October 16, 2008 – by Craig Pinhey, The Coast
Winemaker Bruce Ewert is well-known in Canadian wine circles for his still and sparkling wines. He received multiple awards at BC wineries and won double gold for his 2007 L’Acadie Star at this year’s All Canadian championships.
But what interests me is his bubbly. L’Acadie Vineyards in the Gaspereau Valley is the first Nova Scotia winery to release a premium traditional-method wine with their 2005 Brut.
Bruce fashions his Brut from the L’Acadie, a grape practically unknown outside Atlantic Canada, but well-established here as the main white-wine grape. Ewert chose L’Acadie for several reasons. He was familiar with its success in Nova Scotia as a still wine, but he was particularly encouraged by its ripening characteristics.
“I have made sparkling wine from Riesling for many years in BC,” Bruce says, “and I see similar flavour development in L’Acadie: flavours developing early in the ripening process and a retention of the natural acidity.”

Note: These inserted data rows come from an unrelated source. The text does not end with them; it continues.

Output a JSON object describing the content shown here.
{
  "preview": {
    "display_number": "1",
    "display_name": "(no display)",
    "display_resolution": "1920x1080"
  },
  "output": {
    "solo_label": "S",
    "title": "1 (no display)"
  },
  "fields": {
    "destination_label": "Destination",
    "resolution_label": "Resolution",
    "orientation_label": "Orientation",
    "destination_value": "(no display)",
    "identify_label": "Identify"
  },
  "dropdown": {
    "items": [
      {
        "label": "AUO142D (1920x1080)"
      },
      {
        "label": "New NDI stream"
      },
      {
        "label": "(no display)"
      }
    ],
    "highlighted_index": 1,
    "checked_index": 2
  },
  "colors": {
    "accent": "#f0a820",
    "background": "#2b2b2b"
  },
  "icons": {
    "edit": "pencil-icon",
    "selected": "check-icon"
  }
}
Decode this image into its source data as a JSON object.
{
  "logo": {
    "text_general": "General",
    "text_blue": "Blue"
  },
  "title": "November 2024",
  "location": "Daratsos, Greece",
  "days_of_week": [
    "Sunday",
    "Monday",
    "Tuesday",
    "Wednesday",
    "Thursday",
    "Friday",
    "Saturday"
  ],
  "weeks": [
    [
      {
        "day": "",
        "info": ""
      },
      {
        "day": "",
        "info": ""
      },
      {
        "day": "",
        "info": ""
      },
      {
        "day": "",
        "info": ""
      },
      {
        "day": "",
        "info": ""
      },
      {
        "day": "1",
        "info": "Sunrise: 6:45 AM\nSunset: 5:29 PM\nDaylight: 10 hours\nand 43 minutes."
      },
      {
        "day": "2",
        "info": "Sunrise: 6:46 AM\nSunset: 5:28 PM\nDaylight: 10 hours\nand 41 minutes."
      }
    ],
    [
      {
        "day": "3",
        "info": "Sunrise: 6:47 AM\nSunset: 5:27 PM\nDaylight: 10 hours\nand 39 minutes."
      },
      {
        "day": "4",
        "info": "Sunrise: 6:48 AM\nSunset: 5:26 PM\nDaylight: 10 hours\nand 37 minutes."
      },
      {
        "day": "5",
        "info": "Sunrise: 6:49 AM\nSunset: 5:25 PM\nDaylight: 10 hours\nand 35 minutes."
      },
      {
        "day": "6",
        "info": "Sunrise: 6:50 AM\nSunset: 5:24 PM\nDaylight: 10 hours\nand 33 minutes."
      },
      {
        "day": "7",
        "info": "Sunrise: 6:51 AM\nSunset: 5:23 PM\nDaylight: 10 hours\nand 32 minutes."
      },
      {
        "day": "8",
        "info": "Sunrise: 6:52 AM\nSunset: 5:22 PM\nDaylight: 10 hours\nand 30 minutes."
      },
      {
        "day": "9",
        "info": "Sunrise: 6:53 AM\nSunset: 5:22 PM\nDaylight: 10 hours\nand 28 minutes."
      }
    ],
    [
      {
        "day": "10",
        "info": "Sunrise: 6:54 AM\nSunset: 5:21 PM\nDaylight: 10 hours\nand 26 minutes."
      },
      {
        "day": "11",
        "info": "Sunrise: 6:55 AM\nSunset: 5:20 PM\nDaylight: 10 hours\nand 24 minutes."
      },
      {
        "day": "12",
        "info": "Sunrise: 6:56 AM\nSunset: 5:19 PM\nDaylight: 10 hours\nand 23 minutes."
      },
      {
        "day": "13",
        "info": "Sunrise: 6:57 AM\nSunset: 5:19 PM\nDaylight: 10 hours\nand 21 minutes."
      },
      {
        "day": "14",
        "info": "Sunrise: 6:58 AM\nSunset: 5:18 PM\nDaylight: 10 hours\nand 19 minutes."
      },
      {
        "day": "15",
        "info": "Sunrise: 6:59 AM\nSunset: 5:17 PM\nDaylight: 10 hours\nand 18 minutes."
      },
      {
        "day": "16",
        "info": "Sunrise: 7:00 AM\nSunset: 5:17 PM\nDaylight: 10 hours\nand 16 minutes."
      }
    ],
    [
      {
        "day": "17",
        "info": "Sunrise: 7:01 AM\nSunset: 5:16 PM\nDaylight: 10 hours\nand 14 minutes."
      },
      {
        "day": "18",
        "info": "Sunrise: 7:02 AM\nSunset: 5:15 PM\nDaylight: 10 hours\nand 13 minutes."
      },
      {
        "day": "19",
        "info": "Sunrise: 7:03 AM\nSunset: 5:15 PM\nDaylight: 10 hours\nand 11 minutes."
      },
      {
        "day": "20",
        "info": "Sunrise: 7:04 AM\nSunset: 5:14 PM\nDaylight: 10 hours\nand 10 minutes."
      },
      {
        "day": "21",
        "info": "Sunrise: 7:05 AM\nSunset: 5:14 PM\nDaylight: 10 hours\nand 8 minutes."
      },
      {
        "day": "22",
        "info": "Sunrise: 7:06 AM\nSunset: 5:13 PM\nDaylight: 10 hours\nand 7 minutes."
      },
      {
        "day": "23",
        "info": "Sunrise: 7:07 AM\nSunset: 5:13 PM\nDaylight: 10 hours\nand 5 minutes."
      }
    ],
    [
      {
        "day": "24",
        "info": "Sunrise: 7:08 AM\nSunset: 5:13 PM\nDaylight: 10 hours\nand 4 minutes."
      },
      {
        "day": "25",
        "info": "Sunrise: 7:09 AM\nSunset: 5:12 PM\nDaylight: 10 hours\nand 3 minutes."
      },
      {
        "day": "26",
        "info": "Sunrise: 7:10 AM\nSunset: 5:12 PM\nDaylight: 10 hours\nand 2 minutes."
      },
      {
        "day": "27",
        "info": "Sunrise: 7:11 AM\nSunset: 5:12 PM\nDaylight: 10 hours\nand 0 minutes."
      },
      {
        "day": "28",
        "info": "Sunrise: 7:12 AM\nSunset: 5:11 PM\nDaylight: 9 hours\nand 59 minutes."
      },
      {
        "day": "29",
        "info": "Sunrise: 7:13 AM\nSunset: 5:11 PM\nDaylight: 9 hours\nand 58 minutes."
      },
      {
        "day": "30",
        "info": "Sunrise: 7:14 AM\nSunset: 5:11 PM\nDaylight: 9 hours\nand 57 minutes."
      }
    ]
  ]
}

These qualities are very important for making premium sparkling wine using the traditional method. L’Acadie ripens at a low sugar level, resulting in a low alcohol level in its initial fermented form. Ewert prefers this, because a secondary fermentation in the bottle increases the alcohol. The final product has good fruit flavours and aromas without a high alcohol content. Plus, the firm acidity of L’Acadie provides refreshment—part of the attraction of a Brut (dry) sparkler.

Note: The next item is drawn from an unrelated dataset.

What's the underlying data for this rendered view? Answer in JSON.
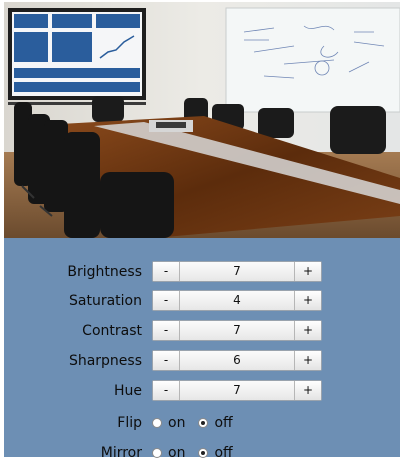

The 2005 Brut ($37.28) is a terrific bubbly, with the fine mousse and toasty notes to be expected from three years of bottle conditioning. It has crisp acidity and delicious tree-fruit aromas and flavours.

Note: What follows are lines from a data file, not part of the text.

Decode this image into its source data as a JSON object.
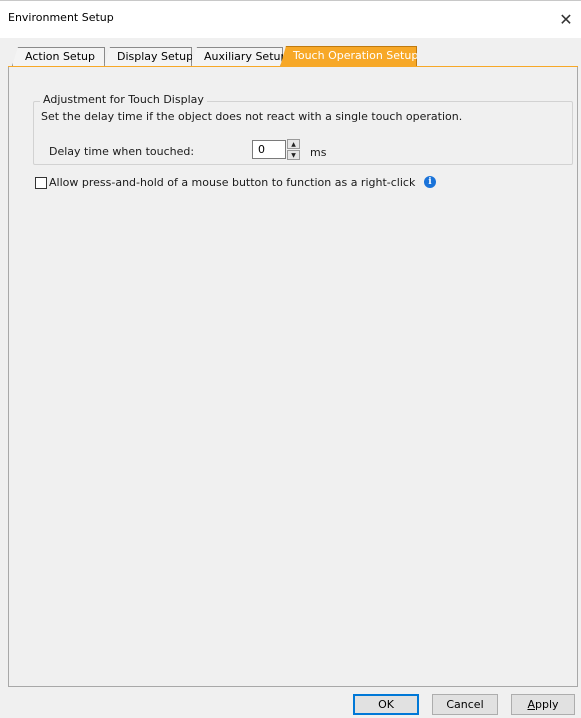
{
  "window": {
    "title": "Environment Setup",
    "close_glyph": "✕"
  },
  "tabs": [
    {
      "label": "Action Setup",
      "active": false
    },
    {
      "label": "Display Setup",
      "active": false
    },
    {
      "label": "Auxiliary Setup",
      "active": false
    },
    {
      "label": "Touch Operation Setup",
      "active": true
    }
  ],
  "touch_display": {
    "legend": "Adjustment for Touch Display",
    "description": "Set the delay time if the object does not react with a single touch operation.",
    "delay_label": "Delay time when touched:",
    "delay_value": "0",
    "unit": "ms"
  },
  "right_click_option": {
    "label": "Allow press-and-hold of a mouse button to function as a right-click",
    "checked": false,
    "info_icon": "info-icon"
  },
  "buttons": {
    "ok": "OK",
    "cancel": "Cancel",
    "apply_accel": "A",
    "apply_rest": "pply"
  },
  "colors": {
    "active_tab": "#f7a827",
    "background": "#f0f0f0",
    "info_icon": "#1a73d9"
  }
}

But Brut lovers had better move quickly—this one is moving fast. “We are doing very well in terms of the number of restaurants, especially in Halifax, that are carrying our brut,” enthuses Ewert.
L’Acadie Vineyards aims to be an organic grower and producer, which means the winery must practice low-sulphur winemaking. Because of its high pressure, a sparkling wine does not need sulphites for stability, so it makes an ideal wine for organic producers. That said, it takes several years for vines to mature to winemaking potential, so most of the current L’Acadie wines were made from locally sourced grapes, not all of which were organic.
While all of their estate wines will eventually be organic, only one, the 2007 Organic L’Acadie ($21.46)—a white table wine—is currently certified. Ewert also specializes in dry and dessert wines incorporating dried grapes. Their 2007 L’Acadie Soleil ($27.11 for a 200ml bottle) is an extremely exotic and decadent sweetie.
They also have an off-dry, rosé sparkler in production, with an expected pre-Christmas 2008 release. Based on initial sampling, this Marechal Foch-based bubbly has bright cherry and cranberry fruit and lively acid, making for a balanced, eminently quaffable wine that will pair perfectly with Christmas turkey.
That is, if you can hold off and save enough for dinner.